Il est d’ailleurs intéressant de noter qu’à quelques pas de là, au sein de l’espace Coworking, Bruno Ribeiro exploite avec Rabbithole les mêmes bugs de l’IA – la représentation des mains -, tout en se montrant plus juste et subtil dans sa réflexion, ici traduite sous deux formes : la sculpture d’une main à six doigts, tout d’abord, puis une vidéo où les références à la peinture traditionnelle s’enchaînent à un rythme épileptique, précisément dans l’idée de célébrer cette partie du corps au sein de l’histoire de l’art, tout en pointant du doigt (reste à savoir lequel…) la faillibilité des machines.
Troubler le regard
Pour l’artiste français, également invité à prendre la parole lors d’un talk rempli à ras bord (au même titre que ceux de Sofia Crespo ou Joanie Lemercier et Juliette Bibasse), il s’agit à l’évidence d’accepter le chaos au sein du processus créatif, voire même de le provoquer, quitte à engendrer de nouvelles réalités. Cette démarche, on la retrouve d’ailleurs chez Morehshin Allahyari (Moon-Faced), pour qui l’utilisation d’un modèle d’IA multimodal permet de générer une série de vidéos à partir des archives de peintures de la dynastie Qajar (1786-1925), et ainsi proposer des portraits non sexués, finalement fidèles aux traditions de la culture persane avant que celles-ci ne soient mises à mal par l’influence de la culture européenne, moins portée sur la représentation de genres non binaires.
Se jouer de réalité, donner vie à des récits alternatifs, c’est également tout le propos d’Ariane Loze, dont le film If You Didn’t Choose A, You Will Probably Choose B met en scène deux femmes trentenaires (toutes deux incarnées à l’écran par l’artiste) errant dans un Paris déserté et ayant confié les clés de leur quotidien, de leurs relations amoureuses et de leur carrière professionnelle aux choix des algorithmes et autres intelligences artificielles.
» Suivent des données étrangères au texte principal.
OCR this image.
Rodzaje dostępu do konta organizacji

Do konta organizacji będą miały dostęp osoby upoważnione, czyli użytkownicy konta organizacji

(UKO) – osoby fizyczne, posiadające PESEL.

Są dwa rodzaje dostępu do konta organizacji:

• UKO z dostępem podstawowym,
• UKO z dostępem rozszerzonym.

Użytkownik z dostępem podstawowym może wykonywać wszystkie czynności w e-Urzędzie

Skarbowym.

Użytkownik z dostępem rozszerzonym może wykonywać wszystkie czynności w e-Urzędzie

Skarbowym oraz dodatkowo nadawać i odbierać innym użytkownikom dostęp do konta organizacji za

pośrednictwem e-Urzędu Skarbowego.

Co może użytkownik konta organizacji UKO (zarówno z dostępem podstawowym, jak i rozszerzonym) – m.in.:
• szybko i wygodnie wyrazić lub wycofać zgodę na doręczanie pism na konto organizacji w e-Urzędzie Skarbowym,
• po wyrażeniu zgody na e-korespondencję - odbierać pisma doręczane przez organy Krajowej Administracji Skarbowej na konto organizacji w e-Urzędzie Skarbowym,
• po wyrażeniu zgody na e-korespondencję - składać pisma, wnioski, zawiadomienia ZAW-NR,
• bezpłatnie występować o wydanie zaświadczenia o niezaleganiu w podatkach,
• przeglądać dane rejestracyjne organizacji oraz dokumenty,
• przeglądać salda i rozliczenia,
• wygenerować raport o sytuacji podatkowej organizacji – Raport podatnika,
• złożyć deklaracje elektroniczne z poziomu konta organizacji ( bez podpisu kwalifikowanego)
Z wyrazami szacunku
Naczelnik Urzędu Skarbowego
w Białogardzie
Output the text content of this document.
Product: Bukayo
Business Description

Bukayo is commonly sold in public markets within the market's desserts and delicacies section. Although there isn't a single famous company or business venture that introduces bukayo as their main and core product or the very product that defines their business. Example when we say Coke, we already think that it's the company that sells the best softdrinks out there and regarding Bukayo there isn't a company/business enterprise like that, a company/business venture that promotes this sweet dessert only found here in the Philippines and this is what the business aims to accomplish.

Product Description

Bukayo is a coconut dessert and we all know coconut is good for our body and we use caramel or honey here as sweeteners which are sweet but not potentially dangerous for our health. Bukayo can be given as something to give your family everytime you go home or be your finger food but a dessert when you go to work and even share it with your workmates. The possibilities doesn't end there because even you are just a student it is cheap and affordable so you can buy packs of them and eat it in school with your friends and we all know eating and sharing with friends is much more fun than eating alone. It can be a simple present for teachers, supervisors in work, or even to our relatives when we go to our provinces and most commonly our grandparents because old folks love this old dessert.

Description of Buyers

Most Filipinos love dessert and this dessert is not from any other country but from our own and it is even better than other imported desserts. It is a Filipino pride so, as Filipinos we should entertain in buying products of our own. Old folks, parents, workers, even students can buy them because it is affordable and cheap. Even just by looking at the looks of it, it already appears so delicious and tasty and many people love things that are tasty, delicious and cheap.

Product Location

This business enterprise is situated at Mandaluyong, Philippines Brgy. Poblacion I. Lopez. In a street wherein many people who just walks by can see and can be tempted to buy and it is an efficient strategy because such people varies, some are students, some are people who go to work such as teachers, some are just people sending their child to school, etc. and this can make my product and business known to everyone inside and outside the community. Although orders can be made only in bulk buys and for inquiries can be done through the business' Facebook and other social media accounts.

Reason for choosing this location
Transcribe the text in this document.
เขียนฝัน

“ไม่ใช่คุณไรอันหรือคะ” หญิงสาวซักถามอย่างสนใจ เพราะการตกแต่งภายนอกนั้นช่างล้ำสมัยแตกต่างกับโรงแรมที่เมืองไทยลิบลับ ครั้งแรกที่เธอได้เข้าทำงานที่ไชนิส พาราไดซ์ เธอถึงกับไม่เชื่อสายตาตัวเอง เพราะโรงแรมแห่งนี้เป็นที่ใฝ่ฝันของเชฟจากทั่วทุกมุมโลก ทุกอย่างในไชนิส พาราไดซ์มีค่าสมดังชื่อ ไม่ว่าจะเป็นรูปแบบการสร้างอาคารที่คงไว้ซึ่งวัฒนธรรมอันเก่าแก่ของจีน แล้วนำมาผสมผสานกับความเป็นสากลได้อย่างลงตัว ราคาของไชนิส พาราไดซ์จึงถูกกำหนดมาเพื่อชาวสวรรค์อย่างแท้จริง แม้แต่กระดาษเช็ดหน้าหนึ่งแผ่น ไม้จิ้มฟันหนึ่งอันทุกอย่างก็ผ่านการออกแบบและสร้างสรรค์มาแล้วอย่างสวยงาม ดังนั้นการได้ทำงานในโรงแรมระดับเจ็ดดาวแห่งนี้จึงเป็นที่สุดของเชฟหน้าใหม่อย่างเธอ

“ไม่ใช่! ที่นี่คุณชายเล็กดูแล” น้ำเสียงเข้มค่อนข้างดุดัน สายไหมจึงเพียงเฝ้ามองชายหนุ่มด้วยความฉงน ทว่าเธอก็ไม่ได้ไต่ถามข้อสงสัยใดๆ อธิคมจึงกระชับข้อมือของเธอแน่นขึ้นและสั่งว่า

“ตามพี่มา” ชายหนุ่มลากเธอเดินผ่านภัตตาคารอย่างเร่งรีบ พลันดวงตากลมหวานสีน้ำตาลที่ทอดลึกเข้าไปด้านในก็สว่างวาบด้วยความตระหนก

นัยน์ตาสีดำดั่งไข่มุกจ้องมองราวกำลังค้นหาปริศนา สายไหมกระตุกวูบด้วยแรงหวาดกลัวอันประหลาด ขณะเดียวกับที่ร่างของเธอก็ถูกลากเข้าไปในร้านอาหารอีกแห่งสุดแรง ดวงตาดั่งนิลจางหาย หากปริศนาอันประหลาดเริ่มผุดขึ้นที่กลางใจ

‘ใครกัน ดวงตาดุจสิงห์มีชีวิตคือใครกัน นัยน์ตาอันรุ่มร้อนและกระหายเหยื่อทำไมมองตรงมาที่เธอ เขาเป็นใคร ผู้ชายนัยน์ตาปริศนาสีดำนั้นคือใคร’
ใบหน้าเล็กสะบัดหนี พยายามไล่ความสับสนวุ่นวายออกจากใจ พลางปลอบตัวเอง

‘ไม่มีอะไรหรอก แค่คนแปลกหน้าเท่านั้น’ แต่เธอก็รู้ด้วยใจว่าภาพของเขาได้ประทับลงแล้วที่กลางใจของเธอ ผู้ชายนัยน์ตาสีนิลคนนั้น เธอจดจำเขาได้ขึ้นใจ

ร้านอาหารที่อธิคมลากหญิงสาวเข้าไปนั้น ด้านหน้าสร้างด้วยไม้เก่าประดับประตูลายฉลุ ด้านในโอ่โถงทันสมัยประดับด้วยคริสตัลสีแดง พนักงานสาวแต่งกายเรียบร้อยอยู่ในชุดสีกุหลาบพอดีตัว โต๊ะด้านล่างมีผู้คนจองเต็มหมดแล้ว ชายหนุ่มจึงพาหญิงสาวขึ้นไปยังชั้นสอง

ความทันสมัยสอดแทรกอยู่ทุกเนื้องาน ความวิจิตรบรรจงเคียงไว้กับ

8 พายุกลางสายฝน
Terriblement malin, le film offre une satire aussi juste qu’amusante sur la manière dont le virtuel infléchit concrètement sur nos vies. Soit peu ou prou ce que visent à formuler également Kyle McDonald et Daito Manabe avec Transformirror, une installation vidéo où l’IA analyse en temps réel – ce qui n’était pas possible avant 2023 – les mouvements des personnes placées devant l’écran, en transforme chaque silhouette et les transpose dans d’autres scénarios, pour un résultat qui ne pourrait être que ludique et troublant (qui voyons-nous vraiment ? Nous-mêmes ou une vision fantasmée ?) si l’on ne prend pas en compte le jusqu’au-boutisme et l’avant-gardisme dont font preuve ici les deux artistes. Car, oui, à l’ère de l’IA, le processus fait œuvre, tout autant que le rendu final.
Au moment de quitter Namur, un certain nombre de questions continuent donc de trotter en tête. Sommes-nous ce que nous devons être ? L’univers nous envoie-t-il des signes à interpréter, ou bien ne faisons-nous que chercher un sens à des coïncidences qui n’en ont pas ? Y-a-t-il seulement une seule et même vérité ? Via des installations monumentales, des expériences en réalité virtuelle, des dispositifs immersifs ou des œuvres qui osent la contemplation, le KIKK Festival entend visiblement démontrer l’inverse, et c’est tant mieux : c’est là le signe que des œuvres osent prendre des tournures et des partis-pris que l’on n’avait pas forcément vu arriver.